Theory of Liquid Crystals and Complex Fluids
 

Research group of Don Sullivan

Department of Physics, University of Guelph

des@physics.uoguelph.ca

 

Most of my research is concerned with the statistical mechanics of several types of complex liquids such as liquid crystals, solutions of surfactants (i.e., amphiphillic molecules like soaps and lipids), and polymers. It is an understatement to say that there is considerable current interest in these types of systems on fundamental grounds as well as for their technological and biological applications. These are "complex liquids" from the viewpoint of their chemical structures, which in turn give rise to very complicated intermolecular interactions that have to be dealt with in order to understand the collective behavior of these molecules in condensed phases.

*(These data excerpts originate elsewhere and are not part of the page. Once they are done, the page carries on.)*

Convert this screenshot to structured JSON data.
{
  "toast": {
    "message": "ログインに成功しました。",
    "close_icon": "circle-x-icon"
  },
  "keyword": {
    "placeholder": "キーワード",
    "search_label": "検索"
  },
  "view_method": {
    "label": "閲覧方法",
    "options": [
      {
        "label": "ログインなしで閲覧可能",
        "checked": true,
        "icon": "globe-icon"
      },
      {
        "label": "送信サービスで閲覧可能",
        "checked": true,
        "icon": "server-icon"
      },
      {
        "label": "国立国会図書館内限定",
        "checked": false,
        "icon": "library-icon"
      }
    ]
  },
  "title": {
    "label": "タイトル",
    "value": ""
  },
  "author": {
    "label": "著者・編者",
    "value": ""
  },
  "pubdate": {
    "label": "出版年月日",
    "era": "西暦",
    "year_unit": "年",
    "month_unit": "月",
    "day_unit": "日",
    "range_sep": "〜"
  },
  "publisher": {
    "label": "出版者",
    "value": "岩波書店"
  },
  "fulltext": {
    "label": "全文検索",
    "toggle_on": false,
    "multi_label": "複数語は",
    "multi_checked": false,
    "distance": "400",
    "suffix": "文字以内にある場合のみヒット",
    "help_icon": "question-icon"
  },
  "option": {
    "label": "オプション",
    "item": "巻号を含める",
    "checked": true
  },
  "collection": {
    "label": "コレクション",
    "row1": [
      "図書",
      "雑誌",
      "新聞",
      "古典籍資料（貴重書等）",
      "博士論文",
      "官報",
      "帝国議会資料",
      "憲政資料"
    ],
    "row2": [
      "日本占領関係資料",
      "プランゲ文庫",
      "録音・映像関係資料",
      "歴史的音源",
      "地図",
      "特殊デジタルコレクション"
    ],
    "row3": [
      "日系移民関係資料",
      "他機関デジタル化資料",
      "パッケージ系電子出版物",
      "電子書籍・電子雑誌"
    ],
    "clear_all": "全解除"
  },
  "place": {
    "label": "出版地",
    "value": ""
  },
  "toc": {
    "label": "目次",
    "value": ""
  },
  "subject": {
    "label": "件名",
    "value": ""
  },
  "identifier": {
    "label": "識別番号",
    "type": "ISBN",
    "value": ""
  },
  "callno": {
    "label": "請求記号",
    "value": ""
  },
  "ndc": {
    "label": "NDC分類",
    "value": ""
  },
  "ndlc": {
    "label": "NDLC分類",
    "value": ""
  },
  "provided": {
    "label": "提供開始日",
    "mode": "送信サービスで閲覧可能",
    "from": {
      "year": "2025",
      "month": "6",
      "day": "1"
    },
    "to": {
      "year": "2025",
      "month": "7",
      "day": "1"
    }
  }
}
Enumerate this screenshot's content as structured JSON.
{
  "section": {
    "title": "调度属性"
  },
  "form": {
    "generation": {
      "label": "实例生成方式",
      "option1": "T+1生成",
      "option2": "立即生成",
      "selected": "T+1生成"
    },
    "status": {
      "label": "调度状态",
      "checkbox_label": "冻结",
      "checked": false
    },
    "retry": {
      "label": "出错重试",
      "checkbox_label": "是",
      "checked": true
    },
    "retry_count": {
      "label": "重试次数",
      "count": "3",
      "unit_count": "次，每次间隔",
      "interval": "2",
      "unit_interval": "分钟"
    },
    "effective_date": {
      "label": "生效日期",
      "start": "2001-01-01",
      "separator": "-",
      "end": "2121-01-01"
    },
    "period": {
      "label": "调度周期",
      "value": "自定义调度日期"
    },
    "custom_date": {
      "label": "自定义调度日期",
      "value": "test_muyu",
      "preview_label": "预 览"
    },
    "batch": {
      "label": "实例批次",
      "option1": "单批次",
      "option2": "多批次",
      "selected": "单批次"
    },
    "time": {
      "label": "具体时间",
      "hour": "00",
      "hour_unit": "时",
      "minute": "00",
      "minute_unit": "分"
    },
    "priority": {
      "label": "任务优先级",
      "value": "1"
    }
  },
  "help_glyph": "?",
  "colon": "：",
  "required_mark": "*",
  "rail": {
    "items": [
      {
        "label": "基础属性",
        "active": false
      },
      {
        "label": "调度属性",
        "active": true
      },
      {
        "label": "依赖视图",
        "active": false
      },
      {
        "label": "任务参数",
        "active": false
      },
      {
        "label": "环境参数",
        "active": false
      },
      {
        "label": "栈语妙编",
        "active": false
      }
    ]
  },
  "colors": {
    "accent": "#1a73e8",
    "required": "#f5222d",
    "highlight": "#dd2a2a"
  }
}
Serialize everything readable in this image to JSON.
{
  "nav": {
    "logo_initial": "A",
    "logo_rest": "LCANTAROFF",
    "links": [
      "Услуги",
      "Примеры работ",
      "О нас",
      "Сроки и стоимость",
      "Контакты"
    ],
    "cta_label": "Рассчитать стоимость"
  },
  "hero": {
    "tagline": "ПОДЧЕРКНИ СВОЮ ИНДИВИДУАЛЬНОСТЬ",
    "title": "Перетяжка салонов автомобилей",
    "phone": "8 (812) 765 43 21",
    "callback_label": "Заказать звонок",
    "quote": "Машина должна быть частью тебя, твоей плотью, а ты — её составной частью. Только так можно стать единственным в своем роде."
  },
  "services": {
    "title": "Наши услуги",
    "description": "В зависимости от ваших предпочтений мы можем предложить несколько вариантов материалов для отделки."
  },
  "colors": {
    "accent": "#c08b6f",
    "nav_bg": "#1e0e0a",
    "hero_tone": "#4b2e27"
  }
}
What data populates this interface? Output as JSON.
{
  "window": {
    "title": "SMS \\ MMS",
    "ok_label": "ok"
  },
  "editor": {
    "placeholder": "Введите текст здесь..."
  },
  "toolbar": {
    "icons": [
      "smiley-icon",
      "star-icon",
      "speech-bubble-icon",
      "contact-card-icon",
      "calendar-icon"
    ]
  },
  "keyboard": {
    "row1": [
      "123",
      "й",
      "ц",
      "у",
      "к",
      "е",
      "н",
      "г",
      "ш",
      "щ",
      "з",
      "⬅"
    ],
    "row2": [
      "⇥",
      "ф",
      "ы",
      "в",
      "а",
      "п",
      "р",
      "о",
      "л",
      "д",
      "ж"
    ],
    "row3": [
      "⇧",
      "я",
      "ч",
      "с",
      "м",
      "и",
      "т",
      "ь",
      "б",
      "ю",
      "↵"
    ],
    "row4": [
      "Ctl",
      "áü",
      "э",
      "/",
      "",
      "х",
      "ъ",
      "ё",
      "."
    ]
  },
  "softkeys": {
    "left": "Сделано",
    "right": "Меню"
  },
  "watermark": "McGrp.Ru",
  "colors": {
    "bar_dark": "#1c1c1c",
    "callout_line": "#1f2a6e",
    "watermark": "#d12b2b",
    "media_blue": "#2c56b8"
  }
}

Currently I am studying a number of topics in the theory of complex liquids, in connection with their equilibrium phase transitions, statistical structures, fluctuation phenomena, and interfacial behavior. Most of these studies involve standard statistical mechanical approaches such as various forms of mean-field theory (e.g., Landau theory, density functional or self-consistent field theory), thermodynamic perturbation theory, and computer simulation methods.

To give an idea of my interests, here are descriptions of a few projects with some pictures, and references to published or submitted work. They are on:(1) bulk and surface-induced smectic ordering, (2) dynamics of smectic liquid crystals, (3) tilt ordering in Langmuir monolayers, (4) liquid-crystalline ordering in fluids of semiflexible molecules, and, most recently, (5) effects of confinement on liquid-crystalline ordering of semiflexible polymers.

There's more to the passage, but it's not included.